The setting of a story is where the story takes place. At times, the setting can become a crucial part of the story and even act as a separate character.
The novel Wintergirls by Laurie Halse Anderson is a story about an 18 year old girl named Lia. The story takes place in New Hampshire. The fact that the story takes place in the state of New Hampshire is not a crucial part of this storyline; in reality, this story could be happening in almost any place. Lia discovers that her best friend, Cassie, is dead. She is found dead in a motel room.
The specific setting of the room in the Gateway Motel is important to this story because it is where a main character is found dead and is also the place where Lia goes multiple times to try to find peace with her friend's death. This motel room haunts Lia and becomes a place where her own fate is decided.
The majority of the book Wintergirls takes place in Lia's father's home. This home is located in a suburban area of New Hampshire.
The setting is more than just a location. In Wintergirls, the setting also helps explain the plot themes.
For example, New Hampshire experiences extremely cold temperatures and wintry precipitation. This cold, snowy weather is symbolic of the pain, depression, and guilt Lia feels because of her anorexia.
Although the harsh New Hampshire location is a setting, it is also a symbol of Lia's emotional distress.
Lia spends time in other areas, as well. Amoskeag High is where Lia is a senior. While she should be focusing on her education and grades at the school, Lia's main focus is her weight.
New Seasons, the rehabilitation center, is another important location where Lia spends her time.
The general setting of the novel is in New Hampshire, but that doesn't say much about the story. It would be better to focus on a couple specific settings that were more relevant to Lia's character and the plot. One example is the rehabilitation center Lia is sent, called the New Seasons Clinic. Lia describes the place as bleak and insincere, filled with girls like her who are fighting to keep the thinness they had worked so hard for. This sense that everyone in the clinic was just pretending to get better, as well as the glorification of control and thinness that creeps into Lia's narration about the place, suggests the complexity of anorexia as well as the difficulty of actually "getting better."

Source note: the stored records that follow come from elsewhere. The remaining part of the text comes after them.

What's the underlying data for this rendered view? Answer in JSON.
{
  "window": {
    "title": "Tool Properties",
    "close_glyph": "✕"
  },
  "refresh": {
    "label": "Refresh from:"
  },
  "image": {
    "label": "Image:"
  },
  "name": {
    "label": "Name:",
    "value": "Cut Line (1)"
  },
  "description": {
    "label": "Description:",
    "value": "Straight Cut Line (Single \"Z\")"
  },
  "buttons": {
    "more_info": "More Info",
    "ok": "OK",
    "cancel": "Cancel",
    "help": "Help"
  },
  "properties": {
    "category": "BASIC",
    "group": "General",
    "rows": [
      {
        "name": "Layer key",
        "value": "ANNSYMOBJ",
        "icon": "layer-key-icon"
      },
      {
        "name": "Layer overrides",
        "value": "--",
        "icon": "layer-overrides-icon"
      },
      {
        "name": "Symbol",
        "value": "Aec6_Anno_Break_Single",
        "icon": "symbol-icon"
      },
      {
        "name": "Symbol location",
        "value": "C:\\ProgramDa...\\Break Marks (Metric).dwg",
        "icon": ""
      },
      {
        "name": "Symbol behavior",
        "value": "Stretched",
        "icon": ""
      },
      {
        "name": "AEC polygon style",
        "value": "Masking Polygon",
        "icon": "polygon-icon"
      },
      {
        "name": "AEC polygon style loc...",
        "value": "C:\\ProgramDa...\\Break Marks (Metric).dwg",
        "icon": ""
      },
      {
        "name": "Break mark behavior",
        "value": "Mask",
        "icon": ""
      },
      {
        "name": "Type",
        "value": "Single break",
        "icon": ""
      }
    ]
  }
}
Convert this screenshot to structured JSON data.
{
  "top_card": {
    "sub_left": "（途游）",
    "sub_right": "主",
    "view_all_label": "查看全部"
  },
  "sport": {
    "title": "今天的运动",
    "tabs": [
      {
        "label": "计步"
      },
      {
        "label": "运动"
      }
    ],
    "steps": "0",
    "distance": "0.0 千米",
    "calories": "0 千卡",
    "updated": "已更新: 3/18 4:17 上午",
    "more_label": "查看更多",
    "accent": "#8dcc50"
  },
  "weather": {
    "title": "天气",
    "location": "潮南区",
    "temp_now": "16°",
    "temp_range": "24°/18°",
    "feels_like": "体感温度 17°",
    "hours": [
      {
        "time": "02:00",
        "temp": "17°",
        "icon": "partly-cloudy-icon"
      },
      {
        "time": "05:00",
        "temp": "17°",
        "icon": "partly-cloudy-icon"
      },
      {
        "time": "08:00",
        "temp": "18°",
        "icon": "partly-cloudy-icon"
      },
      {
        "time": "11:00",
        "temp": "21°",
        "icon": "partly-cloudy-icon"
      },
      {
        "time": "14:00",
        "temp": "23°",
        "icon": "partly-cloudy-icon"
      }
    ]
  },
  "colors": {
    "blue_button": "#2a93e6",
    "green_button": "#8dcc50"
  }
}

Another important setting is the Gateway Motel. This is the motel where Cassie goes on her final binge and purge and where she dies at the beginning of the book. As the site of her best friend's final moments, the place sticks in Lia's mind, and she visits it several times to try to make sense of Cassie's death. Like Cassie herself, the motel haunts Lia, like an omen of her future death. When she runs away from the suggestion of returning to an institution for her anorexia, it is not surprising that she runs to the motel. At the climax of the story, when Lia is snowed in and nearly starved to death in the motel, the setting acts as a place for resurrection and rebirth on Lia's "Hero's Journey." The climax hinges on the question of whether she will die like Cassie or find a way to survive and all that is made more powerful by her being in the motel where Cassie died.